Contrairement à ce qui est pensé par certains occidentaux, une geisha n’est pas une prostituée. Il a fallu plusieurs officialisations des gouvernements nippons, le premier débutant en 1779, pour définitivement clore le débat. Celui-ci indiquait par exemple que seules les prostituées patentées avaient le droit d’avoir des relations sexuelles avec leurs clients, et non les geishas. Dans l’ensemble, le métier est extrêmement codifié, et les services sexuels ne sont pas répandus. D’ailleurs, en 1842, la réforme Tenpo proscrit totalement la prostitution, et de nombreux quartiers ou établissements de plaisir sont priés de fermer. Si certains rouvrent dès 1851, les Japonais ont conscience de la différence entre une prostituée et une geisha.
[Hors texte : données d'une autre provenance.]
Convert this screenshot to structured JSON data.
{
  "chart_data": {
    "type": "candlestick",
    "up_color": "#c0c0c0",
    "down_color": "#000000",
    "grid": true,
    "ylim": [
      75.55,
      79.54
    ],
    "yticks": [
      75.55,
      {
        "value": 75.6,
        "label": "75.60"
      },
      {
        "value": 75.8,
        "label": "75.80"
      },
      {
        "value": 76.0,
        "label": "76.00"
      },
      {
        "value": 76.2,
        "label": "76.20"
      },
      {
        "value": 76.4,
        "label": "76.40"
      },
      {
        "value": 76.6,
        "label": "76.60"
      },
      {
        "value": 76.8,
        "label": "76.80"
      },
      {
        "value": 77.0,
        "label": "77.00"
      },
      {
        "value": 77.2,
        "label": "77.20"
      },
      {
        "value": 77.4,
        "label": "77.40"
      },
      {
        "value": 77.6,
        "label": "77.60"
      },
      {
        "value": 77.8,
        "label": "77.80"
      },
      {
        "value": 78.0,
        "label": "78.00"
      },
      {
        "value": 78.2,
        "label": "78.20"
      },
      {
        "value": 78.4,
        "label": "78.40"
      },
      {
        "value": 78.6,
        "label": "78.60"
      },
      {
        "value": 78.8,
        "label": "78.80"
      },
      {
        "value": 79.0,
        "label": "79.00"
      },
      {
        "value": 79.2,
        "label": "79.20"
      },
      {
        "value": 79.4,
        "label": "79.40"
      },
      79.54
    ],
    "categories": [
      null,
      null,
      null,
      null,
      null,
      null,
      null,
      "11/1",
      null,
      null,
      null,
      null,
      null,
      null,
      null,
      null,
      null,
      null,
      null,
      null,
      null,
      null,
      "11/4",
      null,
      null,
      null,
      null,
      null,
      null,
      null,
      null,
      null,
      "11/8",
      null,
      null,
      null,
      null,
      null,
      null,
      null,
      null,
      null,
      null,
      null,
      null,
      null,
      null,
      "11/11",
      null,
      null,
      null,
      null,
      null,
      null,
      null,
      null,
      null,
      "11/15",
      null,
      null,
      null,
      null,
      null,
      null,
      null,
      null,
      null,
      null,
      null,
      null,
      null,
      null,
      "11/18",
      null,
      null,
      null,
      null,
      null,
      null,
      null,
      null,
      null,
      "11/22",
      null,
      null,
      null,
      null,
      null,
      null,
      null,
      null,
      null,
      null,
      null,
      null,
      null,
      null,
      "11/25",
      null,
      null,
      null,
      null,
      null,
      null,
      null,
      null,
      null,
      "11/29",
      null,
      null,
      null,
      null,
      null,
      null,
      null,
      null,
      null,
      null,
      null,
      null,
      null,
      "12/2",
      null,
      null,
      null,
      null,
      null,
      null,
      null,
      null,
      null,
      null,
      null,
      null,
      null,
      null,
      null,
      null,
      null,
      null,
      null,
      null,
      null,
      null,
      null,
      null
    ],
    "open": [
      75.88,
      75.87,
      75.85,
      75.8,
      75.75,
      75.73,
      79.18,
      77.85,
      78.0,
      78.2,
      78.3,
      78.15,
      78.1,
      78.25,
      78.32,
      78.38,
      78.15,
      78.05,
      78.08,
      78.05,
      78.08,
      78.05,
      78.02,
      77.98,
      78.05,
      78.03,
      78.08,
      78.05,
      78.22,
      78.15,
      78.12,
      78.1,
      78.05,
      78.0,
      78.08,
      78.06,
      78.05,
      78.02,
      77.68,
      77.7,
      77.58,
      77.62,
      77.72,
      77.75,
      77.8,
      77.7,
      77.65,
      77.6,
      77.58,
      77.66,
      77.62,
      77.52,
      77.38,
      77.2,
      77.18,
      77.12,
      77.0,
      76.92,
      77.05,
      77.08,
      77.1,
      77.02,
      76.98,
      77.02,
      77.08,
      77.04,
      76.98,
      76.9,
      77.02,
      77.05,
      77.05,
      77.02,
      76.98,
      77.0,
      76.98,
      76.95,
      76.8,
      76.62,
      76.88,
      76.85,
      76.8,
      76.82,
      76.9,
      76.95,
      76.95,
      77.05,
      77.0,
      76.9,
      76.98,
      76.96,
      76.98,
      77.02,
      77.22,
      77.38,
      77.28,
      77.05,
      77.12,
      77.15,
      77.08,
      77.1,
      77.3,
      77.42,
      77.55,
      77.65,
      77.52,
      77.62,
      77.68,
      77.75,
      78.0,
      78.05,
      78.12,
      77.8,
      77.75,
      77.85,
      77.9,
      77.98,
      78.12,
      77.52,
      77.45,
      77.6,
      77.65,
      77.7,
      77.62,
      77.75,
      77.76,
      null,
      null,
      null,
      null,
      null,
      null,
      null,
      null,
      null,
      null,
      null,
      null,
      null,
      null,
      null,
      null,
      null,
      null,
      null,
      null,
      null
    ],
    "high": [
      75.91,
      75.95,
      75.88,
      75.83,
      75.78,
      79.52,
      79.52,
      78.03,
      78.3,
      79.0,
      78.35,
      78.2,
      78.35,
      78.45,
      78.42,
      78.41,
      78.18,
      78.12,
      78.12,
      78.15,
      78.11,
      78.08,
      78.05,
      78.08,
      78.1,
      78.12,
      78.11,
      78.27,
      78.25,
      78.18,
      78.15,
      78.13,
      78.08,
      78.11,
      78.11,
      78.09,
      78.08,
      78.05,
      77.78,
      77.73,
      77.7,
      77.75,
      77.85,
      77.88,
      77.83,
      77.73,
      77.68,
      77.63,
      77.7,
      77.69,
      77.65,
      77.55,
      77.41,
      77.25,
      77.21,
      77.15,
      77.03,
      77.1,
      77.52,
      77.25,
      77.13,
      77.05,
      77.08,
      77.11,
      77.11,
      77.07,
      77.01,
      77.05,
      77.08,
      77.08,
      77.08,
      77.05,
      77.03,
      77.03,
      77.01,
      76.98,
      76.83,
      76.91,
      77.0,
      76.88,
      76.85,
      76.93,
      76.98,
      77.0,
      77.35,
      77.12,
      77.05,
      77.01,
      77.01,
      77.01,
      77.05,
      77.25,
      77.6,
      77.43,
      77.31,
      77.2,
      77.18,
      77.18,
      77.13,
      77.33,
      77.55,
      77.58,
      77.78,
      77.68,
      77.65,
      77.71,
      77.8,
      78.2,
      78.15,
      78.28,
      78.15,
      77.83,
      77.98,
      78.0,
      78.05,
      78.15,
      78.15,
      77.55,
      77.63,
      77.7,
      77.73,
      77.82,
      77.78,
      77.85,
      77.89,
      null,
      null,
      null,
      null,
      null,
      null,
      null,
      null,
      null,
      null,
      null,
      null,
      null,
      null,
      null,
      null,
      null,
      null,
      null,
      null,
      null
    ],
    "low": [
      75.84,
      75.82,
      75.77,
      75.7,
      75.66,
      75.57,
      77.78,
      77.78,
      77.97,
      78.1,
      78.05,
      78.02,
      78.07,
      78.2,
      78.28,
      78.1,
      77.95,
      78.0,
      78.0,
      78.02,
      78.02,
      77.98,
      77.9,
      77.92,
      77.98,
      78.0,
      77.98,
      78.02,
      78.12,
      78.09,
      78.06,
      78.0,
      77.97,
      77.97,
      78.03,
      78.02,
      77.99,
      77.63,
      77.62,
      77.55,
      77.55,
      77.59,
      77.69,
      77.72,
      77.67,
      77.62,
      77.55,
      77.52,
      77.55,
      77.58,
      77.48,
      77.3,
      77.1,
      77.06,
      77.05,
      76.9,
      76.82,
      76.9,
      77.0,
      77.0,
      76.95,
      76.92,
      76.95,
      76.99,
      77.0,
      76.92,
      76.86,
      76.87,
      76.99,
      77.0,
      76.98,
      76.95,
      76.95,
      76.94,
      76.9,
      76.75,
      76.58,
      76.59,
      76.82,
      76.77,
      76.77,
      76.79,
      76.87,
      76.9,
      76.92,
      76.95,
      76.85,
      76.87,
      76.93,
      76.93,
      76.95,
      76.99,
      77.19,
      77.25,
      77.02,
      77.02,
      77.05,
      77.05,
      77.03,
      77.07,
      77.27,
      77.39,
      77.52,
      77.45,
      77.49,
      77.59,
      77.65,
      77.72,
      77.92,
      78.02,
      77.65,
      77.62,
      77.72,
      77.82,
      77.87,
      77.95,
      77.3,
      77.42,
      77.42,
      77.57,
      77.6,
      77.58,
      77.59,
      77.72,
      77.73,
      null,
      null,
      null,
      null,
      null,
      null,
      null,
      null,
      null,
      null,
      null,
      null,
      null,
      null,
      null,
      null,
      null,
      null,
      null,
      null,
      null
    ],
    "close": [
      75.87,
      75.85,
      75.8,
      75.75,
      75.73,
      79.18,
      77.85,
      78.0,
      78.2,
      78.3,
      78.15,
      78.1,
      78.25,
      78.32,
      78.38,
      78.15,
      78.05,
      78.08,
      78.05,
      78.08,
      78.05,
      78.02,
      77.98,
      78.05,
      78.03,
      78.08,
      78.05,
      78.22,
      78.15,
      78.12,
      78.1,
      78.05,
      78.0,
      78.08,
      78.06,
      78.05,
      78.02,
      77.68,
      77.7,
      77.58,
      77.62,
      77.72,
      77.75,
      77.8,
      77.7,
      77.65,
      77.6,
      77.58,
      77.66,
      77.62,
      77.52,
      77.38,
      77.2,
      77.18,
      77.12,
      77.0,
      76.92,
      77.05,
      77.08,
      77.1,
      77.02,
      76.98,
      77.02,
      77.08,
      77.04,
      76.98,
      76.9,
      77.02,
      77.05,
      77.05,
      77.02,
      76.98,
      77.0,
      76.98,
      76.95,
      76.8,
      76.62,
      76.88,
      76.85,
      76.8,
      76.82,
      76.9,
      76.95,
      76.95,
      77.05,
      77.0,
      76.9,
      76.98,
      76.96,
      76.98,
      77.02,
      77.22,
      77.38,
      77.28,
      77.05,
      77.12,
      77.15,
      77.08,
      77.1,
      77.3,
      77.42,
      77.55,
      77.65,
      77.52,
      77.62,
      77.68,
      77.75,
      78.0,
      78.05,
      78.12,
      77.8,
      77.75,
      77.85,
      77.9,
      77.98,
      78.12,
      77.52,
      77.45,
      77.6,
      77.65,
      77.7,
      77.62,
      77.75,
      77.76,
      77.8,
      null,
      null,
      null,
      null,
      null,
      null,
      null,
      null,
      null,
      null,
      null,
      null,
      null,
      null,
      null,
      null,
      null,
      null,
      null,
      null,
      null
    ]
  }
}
Il faut cependant admettre qu’à une certaine époque, il était possible d’obtenir des faveurs sexuelles de la part d’une geisha. Cela se vérifiait particulièrement dans les établissements de moindre qualité, de moindre réputation. La virginité était même mise aux enchères (mizuage), comme le voulait une certaine tradition. Et à l’instar des prostituées, un rite de passage à l’âge adulte était célébrée.

Quelques anecdotes relatives aux geishas des villes thermales japonaises (onsen) sont notamment relatées : le « jeu de la petite rivière » consistait pour les danseuses à relever progressivement leur kimono, comme si elle traversait une rivière de plus en plus profonde. Cette pratique a aujourd’hui disparu, mais elle est reprise de manière mal intentionnelle par certaines prostituées maquiller en geisha. Les principales cibles sont les touristes étrangers, qui ne font pas systématiquement la différence. C’est pour cela que l’expression « onsen geisha » désigne aujourd’hui ces prostituées se faisant passer pour des geishas.

Pendant la Seconde Guerre mondiale, et plus particulièrement lors des deux dernières années, les geishas sont envoyées dans les usines pour travailler et ainsi soutenir l’effort de guerre.

Geiko en démonstration
Une geisha en démonstration

Le métier de geisha a débuté avec l’ouverture des maisons de thé en 1712. Celles-ci étaient concentrées dans certains quartiers de plaisir, et des professions ont été créées pour l’occasion. À l’époque, il s’agissait de personnes pour distraire les clients, les invités, à la manière des bouffons du Moyen Âge en Europe. Il n’est donc pas surprenant d’apprendre que les premières geishas étaient en réalité des hommes, rodés à l’art du divertissement. Officiellement, le métier de geisha est enregistré depuis 1779 de manière officielle.

À l’époque, ils se nommaient « hôkan » (bouffon). Les premiers représentants se trouvaient dans les endroits où le gouvernement avait autorisé la prostitution. À la manière des bardes européens, il servait à animer des événements par des conversations légères, quelques tours amusants et des chansons. En 1751, la première femme geisha de profession est apparue. Rapidement, le métier s’est féminisé : en 1780, il y avait déjà beaucoup plus de femmes que d’hommes, et en 1800 le terme ne servait qu’à désigner les femmes.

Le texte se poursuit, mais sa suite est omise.